While Adam Watson's description of his 29 mile route taking in the six 4,000ft summits of the Cairngorms had left its impression, it was a route that had to date, remained on the list, one which seems somehow to grow rather than diminish as the years go by.
But then in 2018, Finlay Wild set a new record, running the five Cairngorm summits which constitute the 4000ers round, in 3:52:59. It was a phenomenal run, Finlay's splits of 14 minutes for the descent of Ben Macdui to the Lairig Gru being of particular interest to those who are familiar with the boulder strewn slopes.
My imagination ignited, I resolved to run the route at the next opportunity. Not with any aspirations for a fast or notable time, but to complete a round that had lurked at the back of my mind for more years than I can remember.
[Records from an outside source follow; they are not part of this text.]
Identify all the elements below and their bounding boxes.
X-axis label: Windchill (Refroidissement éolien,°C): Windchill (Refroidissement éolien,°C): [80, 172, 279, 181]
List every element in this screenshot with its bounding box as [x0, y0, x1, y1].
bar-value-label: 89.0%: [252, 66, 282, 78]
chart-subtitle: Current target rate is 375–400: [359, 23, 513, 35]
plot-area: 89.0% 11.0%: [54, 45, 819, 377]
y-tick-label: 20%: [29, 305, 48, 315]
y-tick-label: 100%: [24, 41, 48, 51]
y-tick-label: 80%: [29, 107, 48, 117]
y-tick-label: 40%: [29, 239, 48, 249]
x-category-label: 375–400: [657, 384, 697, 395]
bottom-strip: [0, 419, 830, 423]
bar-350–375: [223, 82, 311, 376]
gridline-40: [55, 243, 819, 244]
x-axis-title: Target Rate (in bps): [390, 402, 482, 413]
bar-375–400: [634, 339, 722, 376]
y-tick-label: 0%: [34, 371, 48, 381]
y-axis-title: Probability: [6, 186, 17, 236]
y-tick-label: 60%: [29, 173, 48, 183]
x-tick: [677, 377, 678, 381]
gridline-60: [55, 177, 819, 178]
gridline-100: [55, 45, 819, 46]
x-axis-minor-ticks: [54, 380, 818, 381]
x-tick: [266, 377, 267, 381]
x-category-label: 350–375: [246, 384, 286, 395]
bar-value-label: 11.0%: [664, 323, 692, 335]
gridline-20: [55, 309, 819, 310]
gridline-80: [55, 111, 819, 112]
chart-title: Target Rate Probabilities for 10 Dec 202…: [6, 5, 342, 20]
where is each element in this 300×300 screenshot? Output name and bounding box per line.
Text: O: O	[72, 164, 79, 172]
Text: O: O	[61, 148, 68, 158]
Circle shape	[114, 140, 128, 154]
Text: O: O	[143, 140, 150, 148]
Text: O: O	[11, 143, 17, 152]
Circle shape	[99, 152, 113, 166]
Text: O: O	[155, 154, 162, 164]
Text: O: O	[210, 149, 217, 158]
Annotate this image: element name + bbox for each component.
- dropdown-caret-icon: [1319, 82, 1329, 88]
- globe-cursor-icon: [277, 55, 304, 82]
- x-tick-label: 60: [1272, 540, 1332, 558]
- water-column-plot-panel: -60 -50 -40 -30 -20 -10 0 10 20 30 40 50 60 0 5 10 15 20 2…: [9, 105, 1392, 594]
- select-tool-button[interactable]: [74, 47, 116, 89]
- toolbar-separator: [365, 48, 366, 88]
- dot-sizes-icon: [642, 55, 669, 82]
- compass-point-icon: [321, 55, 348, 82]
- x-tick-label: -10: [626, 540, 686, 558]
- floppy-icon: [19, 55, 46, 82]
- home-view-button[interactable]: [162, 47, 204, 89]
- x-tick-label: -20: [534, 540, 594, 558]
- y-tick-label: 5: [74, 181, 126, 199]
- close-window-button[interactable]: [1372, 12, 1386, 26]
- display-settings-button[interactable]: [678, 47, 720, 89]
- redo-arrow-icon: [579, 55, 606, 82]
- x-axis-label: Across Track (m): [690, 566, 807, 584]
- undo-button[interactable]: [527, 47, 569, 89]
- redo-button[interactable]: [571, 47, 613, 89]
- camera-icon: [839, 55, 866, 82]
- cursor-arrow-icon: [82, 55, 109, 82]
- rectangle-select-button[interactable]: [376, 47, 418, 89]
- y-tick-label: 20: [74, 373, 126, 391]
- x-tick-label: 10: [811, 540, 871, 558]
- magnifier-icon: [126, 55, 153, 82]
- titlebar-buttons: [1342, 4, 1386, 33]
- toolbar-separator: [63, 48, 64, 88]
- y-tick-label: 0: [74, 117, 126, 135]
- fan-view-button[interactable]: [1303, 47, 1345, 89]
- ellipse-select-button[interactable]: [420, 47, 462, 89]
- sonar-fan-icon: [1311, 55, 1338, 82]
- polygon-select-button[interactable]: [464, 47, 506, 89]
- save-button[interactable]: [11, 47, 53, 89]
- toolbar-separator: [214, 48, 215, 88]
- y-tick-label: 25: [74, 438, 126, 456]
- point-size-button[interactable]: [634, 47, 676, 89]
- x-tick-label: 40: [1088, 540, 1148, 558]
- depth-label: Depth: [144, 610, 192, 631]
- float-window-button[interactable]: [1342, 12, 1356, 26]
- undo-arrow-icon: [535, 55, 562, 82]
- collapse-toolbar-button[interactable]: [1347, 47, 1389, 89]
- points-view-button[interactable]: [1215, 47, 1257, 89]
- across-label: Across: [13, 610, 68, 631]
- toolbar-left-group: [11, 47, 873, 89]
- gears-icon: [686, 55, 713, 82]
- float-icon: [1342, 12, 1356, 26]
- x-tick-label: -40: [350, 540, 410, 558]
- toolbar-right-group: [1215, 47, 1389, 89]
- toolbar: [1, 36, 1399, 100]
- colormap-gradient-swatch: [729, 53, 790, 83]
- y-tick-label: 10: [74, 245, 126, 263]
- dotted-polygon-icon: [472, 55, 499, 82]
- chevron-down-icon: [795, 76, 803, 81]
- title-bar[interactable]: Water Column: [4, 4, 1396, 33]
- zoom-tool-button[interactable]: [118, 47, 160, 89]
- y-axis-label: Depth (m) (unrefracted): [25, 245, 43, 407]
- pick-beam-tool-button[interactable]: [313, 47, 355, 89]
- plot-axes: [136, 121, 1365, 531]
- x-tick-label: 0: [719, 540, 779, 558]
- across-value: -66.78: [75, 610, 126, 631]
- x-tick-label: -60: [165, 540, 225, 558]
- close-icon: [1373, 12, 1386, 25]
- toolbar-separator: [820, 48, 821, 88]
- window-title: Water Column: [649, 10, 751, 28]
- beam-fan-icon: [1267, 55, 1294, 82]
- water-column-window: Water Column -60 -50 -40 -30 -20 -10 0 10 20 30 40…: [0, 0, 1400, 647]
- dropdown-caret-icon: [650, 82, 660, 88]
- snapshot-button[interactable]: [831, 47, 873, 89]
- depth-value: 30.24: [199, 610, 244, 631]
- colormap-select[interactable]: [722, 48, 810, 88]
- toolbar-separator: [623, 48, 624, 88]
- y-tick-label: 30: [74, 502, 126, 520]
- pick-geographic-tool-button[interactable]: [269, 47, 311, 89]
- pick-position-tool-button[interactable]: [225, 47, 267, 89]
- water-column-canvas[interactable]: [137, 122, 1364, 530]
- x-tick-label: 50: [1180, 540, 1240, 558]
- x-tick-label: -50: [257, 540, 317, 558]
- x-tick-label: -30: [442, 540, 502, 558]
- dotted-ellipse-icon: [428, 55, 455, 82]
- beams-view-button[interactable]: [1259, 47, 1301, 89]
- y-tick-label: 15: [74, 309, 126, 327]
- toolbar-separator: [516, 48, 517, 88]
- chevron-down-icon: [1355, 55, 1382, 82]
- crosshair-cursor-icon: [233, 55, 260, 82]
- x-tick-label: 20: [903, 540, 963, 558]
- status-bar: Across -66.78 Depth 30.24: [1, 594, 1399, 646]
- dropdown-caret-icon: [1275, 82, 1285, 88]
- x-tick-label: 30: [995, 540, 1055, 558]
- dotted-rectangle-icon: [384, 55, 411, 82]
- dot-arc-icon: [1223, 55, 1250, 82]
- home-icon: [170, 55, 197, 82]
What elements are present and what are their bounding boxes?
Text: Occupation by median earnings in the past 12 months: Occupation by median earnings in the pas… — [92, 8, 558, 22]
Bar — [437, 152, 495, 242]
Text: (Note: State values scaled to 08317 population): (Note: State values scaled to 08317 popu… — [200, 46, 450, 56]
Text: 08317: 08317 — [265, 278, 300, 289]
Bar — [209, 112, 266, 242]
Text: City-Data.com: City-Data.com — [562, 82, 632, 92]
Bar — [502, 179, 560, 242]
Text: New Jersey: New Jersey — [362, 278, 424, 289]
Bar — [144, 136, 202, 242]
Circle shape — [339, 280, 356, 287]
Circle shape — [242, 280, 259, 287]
Starting at the Sugar Bowl rather than Glenmore Lodge as those intent on a record attempt must, I followed Wild's route up onto the first summit, Cairngorm itself, but then ran the ridge to take in Cairn Lochan, the summit which is omitted on the runner's round, before continuing across the plateau to Ben Macdui.
Amazed and appalled in equal measure by Wild's 14 minute descent, I picked my way down to the Lairig Gru, noting with some concern, the steep ascent of Cairn Toul which would immediately follow.
On the Bob Graham map, there is a note to aspirants: There is no easy way out of Wasdale. It has become something of a standing joke among friends recently. I was struck with how apt the phrase was now. Clearly, there would be no easy way out of the Lairig Gru. 
A view of The Devil's Point - curious how often The Devil seems to be cited in mountain names hereabouts.
And looking north to Braeriach from my half way point.
Another boulder field to be crossed on the summit of Angel's Peak...
...and the last of the winter's snow on the tops.
Reindeer - which I saw last while mountain biking over Ben Macdui, riding from the Linn of Dee. It was sad to see them behind the fence rather than roaming free on the plateau as I had before.
And so finally I completed the round of the six Cairngorm Four Thousanders as described in the Big Walks, (although I started and finished beneath Coire Cas rather than at Whitewell) running 20 miles and 7,700ft of ascent in a little over six hours.